Aware that the New Age or Occult Movement is well established in the entire world and quite possibly also within the Catholic Church, our witnessing this blasphemy of the Mass and the Sacraments proved to me that it is in fact in the Church.
(1) St. John the Divine Cathedral of the Episcopal Diocese of New York comes under Bishop Paul Moore, one of the most heterodox people in the very “liberal” Anglican community in the United States. In 1977, Moore ordained a self-declared lesbian as an Episcopal minister. Earlier, at her ordination as “deacon” in 1975, Moore said he considered acceptance of a self-declared lesbian “a sign of healthy change toward homosexuality.” In 1984, the cathedral was in the news when the corpus of a female impersonation of the crucified Jesus Christ was hung behind the main altar. (The United Church of Canada’s Emmanual College in Toronto now also has a statue of a crucified female Christ). In 1986, Moore led the New York drive for legal protection of so-called sexual orientation, i.e., homosexuality. John the Divine “celebrates” an annual earth “mass” supposedly drawing power or energy from the earth.
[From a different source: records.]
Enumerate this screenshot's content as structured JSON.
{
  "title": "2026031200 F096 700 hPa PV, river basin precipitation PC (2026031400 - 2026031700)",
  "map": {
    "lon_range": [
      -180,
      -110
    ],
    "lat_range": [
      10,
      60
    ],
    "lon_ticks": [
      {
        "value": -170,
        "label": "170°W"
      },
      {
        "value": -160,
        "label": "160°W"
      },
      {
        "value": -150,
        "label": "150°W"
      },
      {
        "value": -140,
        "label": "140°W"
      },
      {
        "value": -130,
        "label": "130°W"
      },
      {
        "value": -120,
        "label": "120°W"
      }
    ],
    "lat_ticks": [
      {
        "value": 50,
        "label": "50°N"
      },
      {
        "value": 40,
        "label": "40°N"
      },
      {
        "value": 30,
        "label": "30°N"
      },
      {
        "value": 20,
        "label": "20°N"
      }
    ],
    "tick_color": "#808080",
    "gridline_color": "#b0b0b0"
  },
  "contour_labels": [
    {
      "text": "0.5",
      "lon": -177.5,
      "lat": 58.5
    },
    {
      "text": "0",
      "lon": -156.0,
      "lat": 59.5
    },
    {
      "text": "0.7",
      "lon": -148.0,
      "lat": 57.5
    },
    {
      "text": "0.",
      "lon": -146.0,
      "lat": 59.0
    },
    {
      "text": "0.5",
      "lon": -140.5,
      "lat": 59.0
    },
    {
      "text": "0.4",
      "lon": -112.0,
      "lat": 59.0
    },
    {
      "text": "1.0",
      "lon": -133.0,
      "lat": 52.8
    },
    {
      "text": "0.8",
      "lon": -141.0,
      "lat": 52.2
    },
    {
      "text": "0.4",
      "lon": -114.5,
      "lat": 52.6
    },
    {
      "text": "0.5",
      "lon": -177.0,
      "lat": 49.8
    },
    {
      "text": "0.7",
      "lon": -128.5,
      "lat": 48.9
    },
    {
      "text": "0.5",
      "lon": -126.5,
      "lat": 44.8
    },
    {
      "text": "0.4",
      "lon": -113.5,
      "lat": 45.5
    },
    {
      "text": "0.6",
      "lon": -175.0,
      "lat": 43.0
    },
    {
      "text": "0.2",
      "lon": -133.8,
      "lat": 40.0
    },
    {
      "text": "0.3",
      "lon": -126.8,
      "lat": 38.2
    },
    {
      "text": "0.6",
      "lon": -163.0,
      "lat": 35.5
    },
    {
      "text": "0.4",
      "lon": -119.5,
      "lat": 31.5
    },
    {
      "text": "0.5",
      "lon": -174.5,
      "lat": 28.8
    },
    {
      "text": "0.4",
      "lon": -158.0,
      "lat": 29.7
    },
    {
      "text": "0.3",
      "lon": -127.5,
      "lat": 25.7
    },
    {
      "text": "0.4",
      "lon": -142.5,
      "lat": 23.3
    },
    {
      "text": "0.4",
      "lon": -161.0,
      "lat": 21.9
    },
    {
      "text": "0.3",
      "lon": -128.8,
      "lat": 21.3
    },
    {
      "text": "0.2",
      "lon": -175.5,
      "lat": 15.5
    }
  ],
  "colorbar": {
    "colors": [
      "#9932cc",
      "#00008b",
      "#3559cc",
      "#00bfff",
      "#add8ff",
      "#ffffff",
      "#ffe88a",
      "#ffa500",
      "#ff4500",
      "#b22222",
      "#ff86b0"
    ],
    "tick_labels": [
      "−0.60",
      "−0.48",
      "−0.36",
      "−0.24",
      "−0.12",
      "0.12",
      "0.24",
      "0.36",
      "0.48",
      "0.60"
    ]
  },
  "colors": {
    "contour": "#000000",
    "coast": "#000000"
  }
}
(2) In Fox’s latest volume, The Coming of the Cosmic Christ, one may read such nonsense as that religion has neglected to tell believers of the ways of love-making as an art of meditation, has failed to teach spiritual discipline of the holy art of savouring, has failed to connect the theophany of sexuality with other theophanies related in the Scripture (p.179-180); and “…there can be no renaissance (in the Church) without a mystical sexual awakening…” (p. 180). Fox’s influence has spread rapidly in recent years throughout North American especially among feminists and their supporters. In Canada, he is a founding director of the Applewood Centre in Toronto, a centre for unorthodox feminist retreats and spirituality which, for example, frequently advertises in the Catholic New Times. For a general overview of Matthew Fox’s teaching and his ties to the New Age movement, see Michael O’Brien’s “An Original theology. Creation and Matthew Fox” in the Canadian Catholic Review, April 1988, pp. 125-131.
(3) Eckhart (1260-1327) was a German Dominican mystic. Accused of heretical teaching, he was tried before the court of the Archbishop of Cologne in 1326, but appealed to the Pope and died during the proceedings. In 1329, Pope John XXII condemned 28 of his propositions as heretical or dangerous.